Đukan Đukanović

No. 8 – Metalac Valjevo
- Position: Point guard
- League: Serbian League

Personal information
- Born: October 31, 1992 (age 32) Valjevo, SR Serbia, Yugoslavia
- Nationality: Serbian
- Listed height: 1.83 m (6 ft 0 in)
- Listed weight: 80 kg (176 lb)

Career information
- NBA draft: 2014: undrafted
- Playing career: 2008–present

Career history
- 2008–2014: Metalac Valjevo
- 2014–2015: Kolín
- 2015–2016: Hopsi Polzela
- 2016–2019: Metalac Valjevo
- 2019: Força Lleida
- 2020: Čelik
- 2020–2021: Pirot
- 2021–2022: Kumanovo
- 2022: Prievidza
- 2022–2023: Borac Zemun
- 2023: Sloboda Tuzla
- 2023–2024: Hopsi Polzela
- 2024–2025: Ibar
- 2025: Šušanj
- 2025–present: Metalac Valjevo

Career highlights
- 2× Serbian First League MVP (2018, 2019);

= Đukan Đukanović =

Serbian basketball player

Đukan Đukanović (Ђукан Ђукановић, born October 31, 1992) is a Serbian professional basketball player and the team captain for Metalac Valjevo of the Serbian League (KLS).

== Playing career ==
Đukanović started his playing career with his hometown team Metalac. He also played for Kolín (Czech Republic) and Hopsi Polzela (Slovenia). In 2016, he came bach to Metalac. He was selected the Serbian First League MVP in the 2017–18 season.

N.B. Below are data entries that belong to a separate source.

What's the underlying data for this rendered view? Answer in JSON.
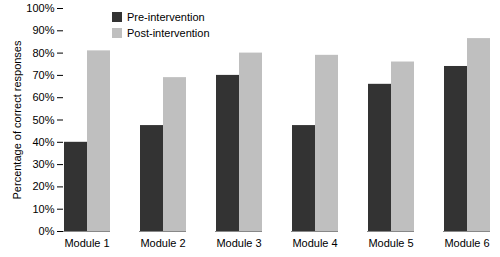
{
  "chart_data": {
    "type": "bar",
    "categories": [
      "Module 1",
      "Module 2",
      "Module 3",
      "Module 4",
      "Module 5",
      "Module 6"
    ],
    "series": [
      {
        "name": "Pre-intervention",
        "color": "#333333",
        "values": [
          40,
          47.5,
          70,
          47.5,
          66,
          74
        ]
      },
      {
        "name": "Post-intervention",
        "color": "#bfbfbf",
        "values": [
          81,
          69,
          80,
          79,
          76,
          86.5
        ]
      }
    ],
    "y_label": "Percentage of correct responses",
    "ylim": [
      0,
      100
    ],
    "yticks": [
      {
        "value": 0,
        "label": "0%"
      },
      {
        "value": 10,
        "label": "10%"
      },
      {
        "value": 20,
        "label": "20%"
      },
      {
        "value": 30,
        "label": "30%"
      },
      {
        "value": 40,
        "label": "40%"
      },
      {
        "value": 50,
        "label": "50%"
      },
      {
        "value": 60,
        "label": "60%"
      },
      {
        "value": 70,
        "label": "70%"
      },
      {
        "value": 80,
        "label": "80%"
      },
      {
        "value": 90,
        "label": "90%"
      },
      {
        "value": 100,
        "label": "100%"
      }
    ],
    "grid": false,
    "legend": "top-left"
  }
}
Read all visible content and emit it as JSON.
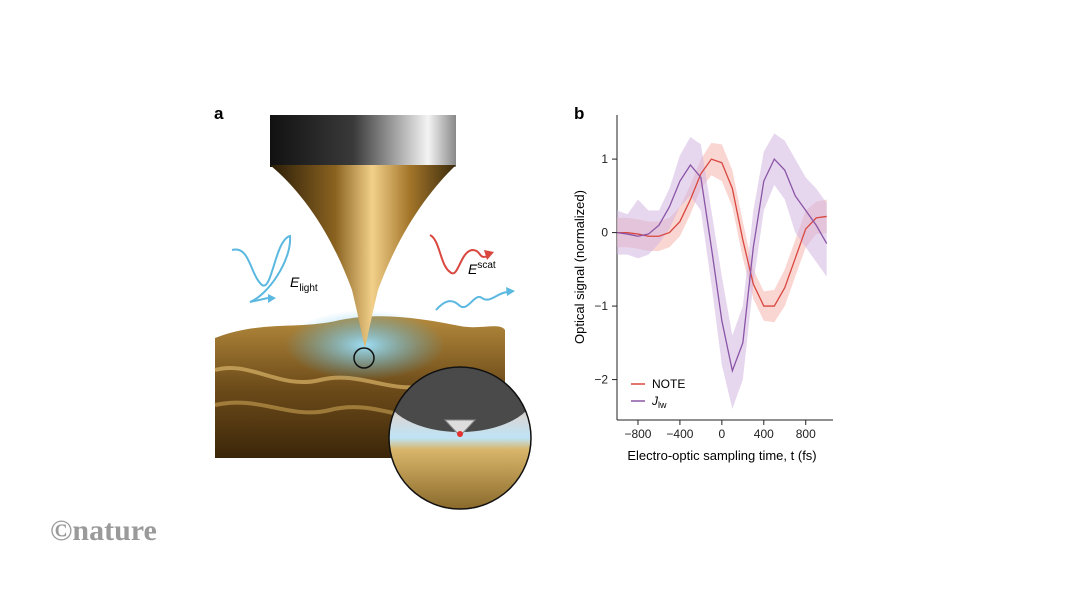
{
  "panel_a": {
    "label": "a",
    "incident": {
      "symbol": "E",
      "subscript": "light"
    },
    "scattered": {
      "symbol": "E",
      "superscript": "scat"
    }
  },
  "logo": "©nature",
  "chart_data": {
    "type": "line",
    "panel_label": "b",
    "x_label": "Electro-optic sampling time, t (fs)",
    "y_label": "Optical signal (normalized)",
    "x": [
      -1000,
      -900,
      -800,
      -700,
      -600,
      -500,
      -400,
      -300,
      -200,
      -100,
      0,
      100,
      200,
      300,
      400,
      500,
      600,
      700,
      800,
      900,
      1000
    ],
    "series": [
      {
        "name": "NOTE",
        "color": "#d9473f",
        "band_color": "#f6b5ad",
        "values": [
          0,
          0,
          -0.02,
          -0.05,
          -0.05,
          0,
          0.15,
          0.45,
          0.8,
          1.0,
          0.95,
          0.6,
          -0.1,
          -0.7,
          -1.0,
          -1.0,
          -0.75,
          -0.35,
          0.05,
          0.2,
          0.22
        ],
        "upper": [
          0.2,
          0.2,
          0.18,
          0.15,
          0.15,
          0.2,
          0.35,
          0.65,
          1.0,
          1.22,
          1.2,
          0.85,
          0.15,
          -0.5,
          -0.8,
          -0.78,
          -0.5,
          -0.1,
          0.3,
          0.42,
          0.45
        ],
        "lower": [
          -0.2,
          -0.2,
          -0.22,
          -0.25,
          -0.25,
          -0.2,
          -0.05,
          0.25,
          0.6,
          0.78,
          0.7,
          0.35,
          -0.35,
          -0.9,
          -1.2,
          -1.22,
          -1.0,
          -0.6,
          -0.2,
          -0.02,
          -0.01
        ]
      },
      {
        "name": "J",
        "name_subscript": "lw",
        "color": "#8a55a6",
        "band_color": "#d2b6e0",
        "values": [
          0,
          -0.02,
          -0.05,
          -0.02,
          0.1,
          0.35,
          0.7,
          0.92,
          0.75,
          -0.2,
          -1.2,
          -1.88,
          -1.5,
          -0.2,
          0.7,
          1.0,
          0.85,
          0.5,
          0.3,
          0.1,
          -0.15
        ],
        "upper": [
          0.3,
          0.25,
          0.45,
          0.3,
          0.3,
          0.6,
          1.05,
          1.3,
          1.2,
          0.3,
          -0.6,
          -1.4,
          -1.0,
          0.3,
          1.1,
          1.35,
          1.25,
          1.0,
          0.75,
          0.6,
          0.4
        ],
        "lower": [
          -0.3,
          -0.3,
          -0.35,
          -0.3,
          -0.15,
          0.05,
          0.35,
          0.5,
          0.3,
          -0.7,
          -1.8,
          -2.4,
          -2.0,
          -0.7,
          0.3,
          0.65,
          0.45,
          0.0,
          -0.2,
          -0.4,
          -0.6
        ]
      }
    ],
    "xlim": [
      -1000,
      1060
    ],
    "xticks": [
      {
        "value": -800,
        "label": "−800"
      },
      {
        "value": -400,
        "label": "−400"
      },
      0,
      400,
      800
    ],
    "ylim": [
      -2.55,
      1.6
    ],
    "yticks": [
      {
        "value": -2,
        "label": "−2"
      },
      {
        "value": -1,
        "label": "−1"
      },
      0,
      1
    ],
    "legend": "lower-left"
  }
}
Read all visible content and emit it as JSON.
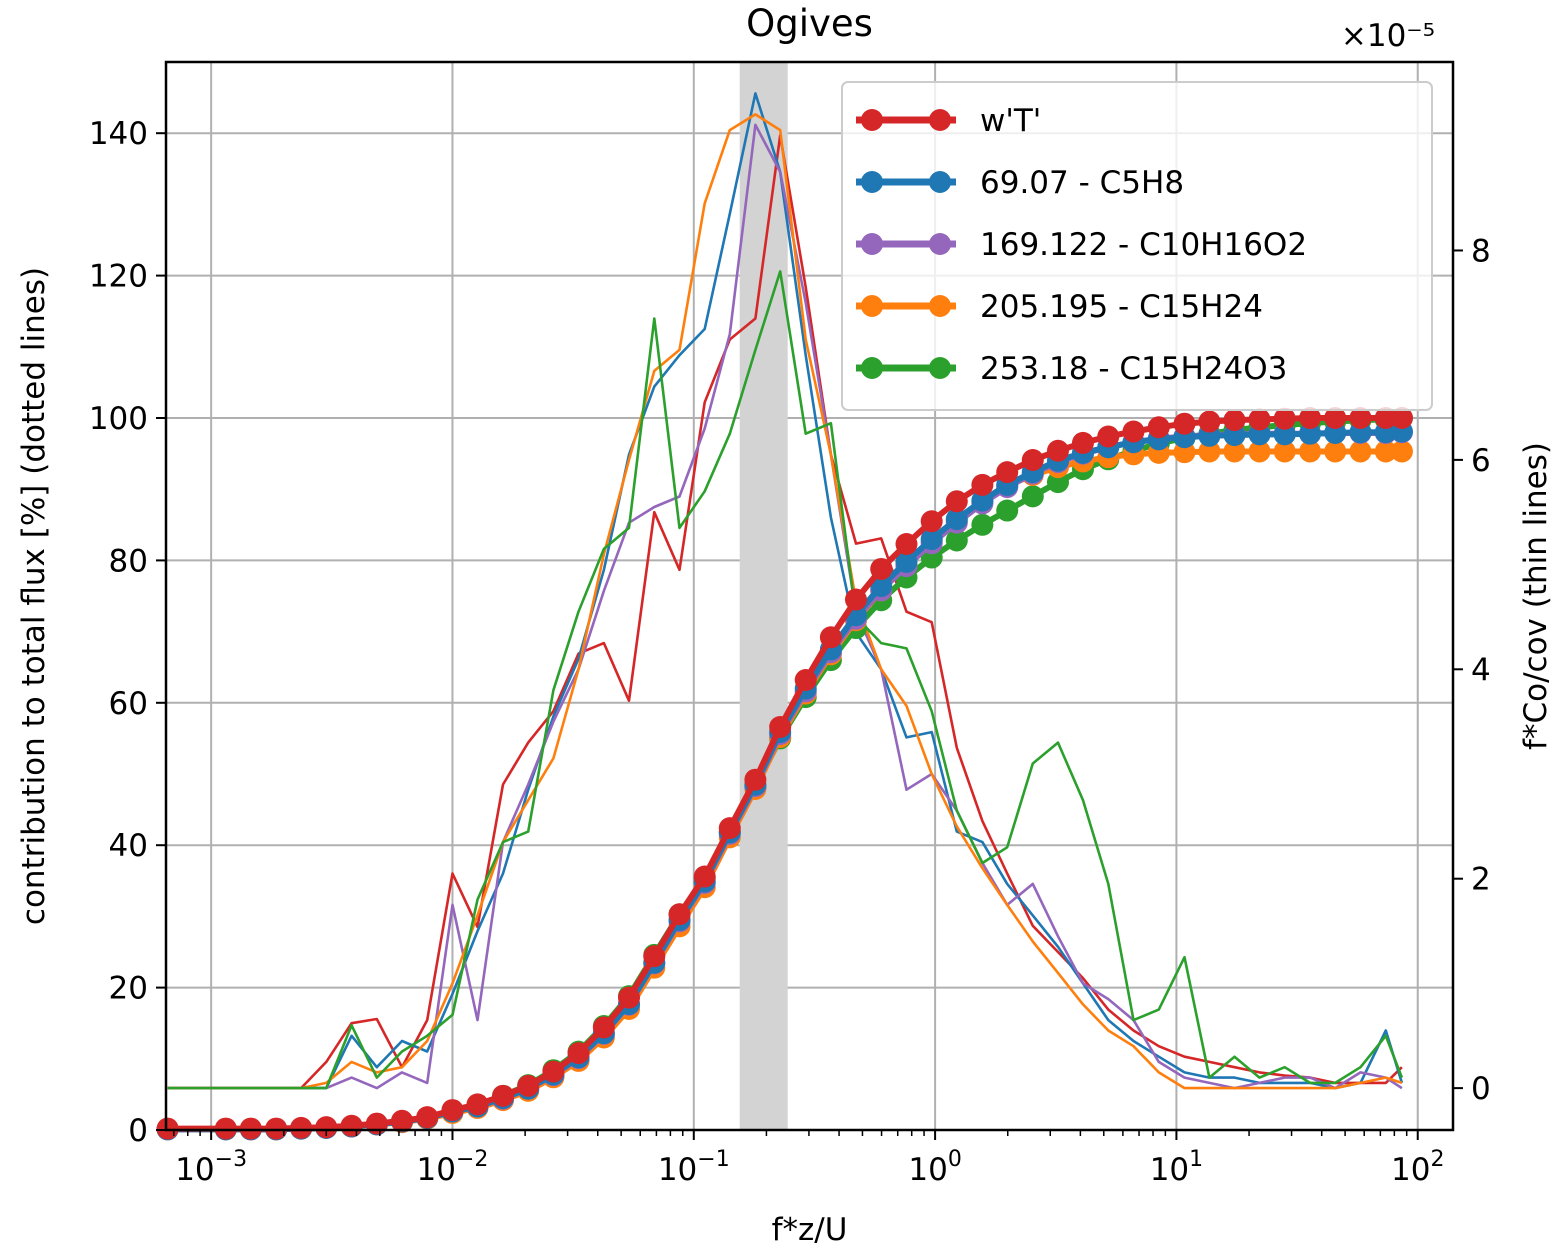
{
  "chart_data": {
    "type": "line",
    "title": "Ogives",
    "xlabel": "f*z/U",
    "ylabel": "contribution to total flux [%] (dotted lines)",
    "y2label": "f*Co/cov (thin lines)",
    "x_scale": "log",
    "xlim": [
      0.00065,
      140
    ],
    "ylim": [
      0,
      150
    ],
    "y2lim": [
      -0.4,
      9.8
    ],
    "y2_multiplier": "×10⁻⁵",
    "grid": true,
    "legend_position": "top-right",
    "highlight_band": {
      "x_from": 0.155,
      "x_to": 0.245,
      "color": "#d3d3d3"
    },
    "x_ticks": [
      {
        "value": 0.001,
        "base": "10",
        "exp": "−3"
      },
      {
        "value": 0.01,
        "base": "10",
        "exp": "−2"
      },
      {
        "value": 0.1,
        "base": "10",
        "exp": "−1"
      },
      {
        "value": 1,
        "base": "10",
        "exp": "0"
      },
      {
        "value": 10,
        "base": "10",
        "exp": "1"
      },
      {
        "value": 100,
        "base": "10",
        "exp": "2"
      }
    ],
    "y_ticks": [
      0,
      20,
      40,
      60,
      80,
      100,
      120,
      140
    ],
    "y2_ticks": [
      0,
      2,
      4,
      6,
      8
    ],
    "x": [
      0.00066,
      0.00115,
      0.00146,
      0.00186,
      0.00236,
      0.003,
      0.00382,
      0.00486,
      0.00618,
      0.00786,
      0.01,
      0.0127,
      0.0162,
      0.0206,
      0.0262,
      0.0333,
      0.0424,
      0.0539,
      0.0686,
      0.0873,
      0.111,
      0.141,
      0.18,
      0.228,
      0.291,
      0.37,
      0.47,
      0.598,
      0.761,
      0.968,
      1.23,
      1.57,
      1.99,
      2.54,
      3.23,
      4.1,
      5.22,
      6.64,
      8.45,
      10.8,
      13.7,
      17.4,
      22.1,
      28.1,
      35.8,
      45.5,
      57.9,
      73.7,
      86.0
    ],
    "series": [
      {
        "name": "w'T'",
        "color": "#d62728",
        "ogive": [
          0.2,
          0.2,
          0.2,
          0.2,
          0.3,
          0.4,
          0.6,
          0.9,
          1.3,
          1.8,
          2.8,
          3.6,
          4.8,
          6.2,
          8.2,
          10.8,
          14.4,
          18.6,
          24.4,
          30.3,
          35.6,
          42.4,
          49.2,
          56.6,
          63.2,
          69.2,
          74.5,
          78.8,
          82.3,
          85.5,
          88.3,
          90.6,
          92.4,
          94.1,
          95.4,
          96.5,
          97.4,
          98.1,
          98.7,
          99.2,
          99.5,
          99.7,
          99.8,
          99.9,
          100.0,
          100.0,
          100.0,
          100.0,
          100.0
        ],
        "cospectrum": [
          0.0,
          0.0,
          0.0,
          0.0,
          0.0,
          0.25,
          0.62,
          0.66,
          0.2,
          0.65,
          2.05,
          1.54,
          2.9,
          3.3,
          3.6,
          4.15,
          4.25,
          3.7,
          5.5,
          4.95,
          6.55,
          7.15,
          7.35,
          9.1,
          7.65,
          6.05,
          5.2,
          5.25,
          4.55,
          4.45,
          3.25,
          2.55,
          2.05,
          1.55,
          1.3,
          1.05,
          0.75,
          0.55,
          0.4,
          0.3,
          0.25,
          0.2,
          0.15,
          0.12,
          0.1,
          0.05,
          0.05,
          0.05,
          0.2
        ]
      },
      {
        "name": "69.07 - C5H8",
        "color": "#1f77b4",
        "ogive": [
          0.1,
          0.1,
          0.1,
          0.1,
          0.2,
          0.3,
          0.5,
          0.8,
          1.2,
          1.7,
          2.6,
          3.3,
          4.5,
          5.8,
          7.8,
          10.2,
          13.6,
          17.7,
          23.5,
          29.5,
          34.9,
          41.8,
          48.5,
          55.9,
          62.0,
          67.5,
          72.3,
          76.4,
          79.8,
          83.0,
          85.8,
          88.4,
          90.6,
          92.4,
          94.0,
          95.1,
          95.9,
          96.6,
          97.0,
          97.3,
          97.5,
          97.6,
          97.7,
          97.7,
          97.8,
          97.9,
          98.0,
          98.0,
          98.1
        ],
        "cospectrum": [
          0.0,
          0.0,
          0.0,
          0.0,
          0.0,
          0.0,
          0.5,
          0.2,
          0.45,
          0.35,
          0.9,
          1.5,
          2.05,
          2.85,
          3.55,
          4.1,
          4.95,
          6.05,
          6.7,
          7.0,
          7.25,
          8.35,
          9.5,
          8.75,
          7.0,
          5.45,
          4.35,
          4.0,
          3.35,
          3.4,
          2.45,
          2.35,
          1.95,
          1.65,
          1.35,
          1.0,
          0.65,
          0.45,
          0.3,
          0.15,
          0.1,
          0.1,
          0.05,
          0.05,
          0.05,
          0.0,
          0.05,
          0.55,
          0.05
        ]
      },
      {
        "name": "169.122 - C10H16O2",
        "color": "#9467bd",
        "ogive": [
          0.1,
          0.1,
          0.1,
          0.1,
          0.2,
          0.3,
          0.5,
          0.8,
          1.2,
          1.7,
          2.6,
          3.3,
          4.4,
          5.8,
          7.7,
          10.1,
          13.5,
          17.6,
          23.4,
          29.3,
          34.7,
          41.6,
          48.3,
          55.6,
          61.6,
          67.1,
          71.8,
          75.8,
          79.2,
          82.4,
          85.3,
          88.0,
          90.3,
          92.2,
          93.8,
          95.0,
          95.9,
          96.6,
          97.1,
          97.4,
          97.6,
          97.7,
          97.8,
          97.8,
          97.8,
          97.9,
          97.9,
          97.9,
          98.0
        ],
        "cospectrum": [
          0.0,
          0.0,
          0.0,
          0.0,
          0.0,
          0.0,
          0.1,
          0.0,
          0.15,
          0.05,
          1.75,
          0.65,
          2.35,
          2.9,
          3.5,
          4.0,
          4.75,
          5.4,
          5.55,
          5.65,
          6.3,
          7.2,
          9.2,
          8.75,
          7.5,
          6.05,
          4.55,
          4.0,
          2.85,
          3.0,
          2.65,
          2.15,
          1.75,
          1.95,
          1.45,
          1.0,
          0.85,
          0.65,
          0.25,
          0.1,
          0.05,
          0.0,
          0.05,
          0.1,
          0.1,
          0.0,
          0.15,
          0.1,
          0.0
        ]
      },
      {
        "name": "205.195 - C15H24",
        "color": "#ff7f0e",
        "ogive": [
          0.1,
          0.1,
          0.1,
          0.1,
          0.2,
          0.3,
          0.5,
          0.8,
          1.1,
          1.6,
          2.4,
          3.1,
          4.2,
          5.5,
          7.4,
          9.7,
          13.0,
          17.0,
          22.8,
          28.6,
          34.1,
          41.1,
          47.9,
          55.2,
          61.3,
          66.8,
          71.6,
          75.8,
          79.4,
          82.7,
          85.6,
          88.3,
          90.5,
          92.0,
          93.1,
          93.9,
          94.5,
          94.9,
          95.1,
          95.2,
          95.3,
          95.3,
          95.3,
          95.3,
          95.3,
          95.3,
          95.3,
          95.3,
          95.3
        ],
        "cospectrum": [
          0.0,
          0.0,
          0.0,
          0.0,
          0.0,
          0.05,
          0.25,
          0.15,
          0.2,
          0.45,
          1.0,
          1.65,
          2.35,
          2.75,
          3.15,
          4.0,
          5.1,
          6.0,
          6.85,
          7.05,
          8.45,
          9.15,
          9.3,
          9.15,
          7.15,
          6.05,
          4.65,
          4.0,
          3.65,
          3.0,
          2.5,
          2.1,
          1.75,
          1.4,
          1.1,
          0.8,
          0.55,
          0.4,
          0.15,
          0.0,
          0.0,
          0.0,
          0.0,
          0.0,
          0.0,
          0.0,
          0.05,
          0.1,
          0.05
        ]
      },
      {
        "name": "253.18 - C15H24O3",
        "color": "#2ca02c",
        "ogive": [
          0.1,
          0.1,
          0.1,
          0.1,
          0.2,
          0.3,
          0.5,
          0.8,
          1.2,
          1.7,
          2.7,
          3.5,
          4.8,
          6.3,
          8.4,
          11.0,
          14.6,
          18.8,
          24.6,
          30.3,
          35.4,
          41.9,
          48.2,
          55.0,
          60.8,
          66.0,
          70.5,
          74.4,
          77.6,
          80.4,
          82.8,
          85.0,
          87.0,
          89.0,
          91.0,
          92.8,
          94.2,
          95.4,
          96.4,
          97.2,
          97.8,
          98.3,
          98.7,
          99.0,
          99.3,
          99.5,
          99.7,
          99.8,
          100.0
        ],
        "cospectrum": [
          0.0,
          0.0,
          0.0,
          0.0,
          0.0,
          0.0,
          0.6,
          0.1,
          0.35,
          0.5,
          0.7,
          1.8,
          2.35,
          2.45,
          3.8,
          4.55,
          5.15,
          5.35,
          7.35,
          5.35,
          5.7,
          6.25,
          7.05,
          7.8,
          6.25,
          6.35,
          4.5,
          4.25,
          4.2,
          3.6,
          2.65,
          2.15,
          2.3,
          3.1,
          3.3,
          2.75,
          1.95,
          0.65,
          0.75,
          1.25,
          0.1,
          0.3,
          0.1,
          0.2,
          0.05,
          0.05,
          0.2,
          0.5,
          0.1
        ]
      }
    ]
  }
}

On February 27, 2019, Đukanović signed for Força Lleida of the Spanish LEB Oro. He averaged 2.6 points, 1.6 rebounds and 2.1 assists per game.

On September 10, 2020, Đukanović signed with Čelik of the Bosnian Championship. On July 3, 2021, he signed with Kumanovo of the Macedonian First League.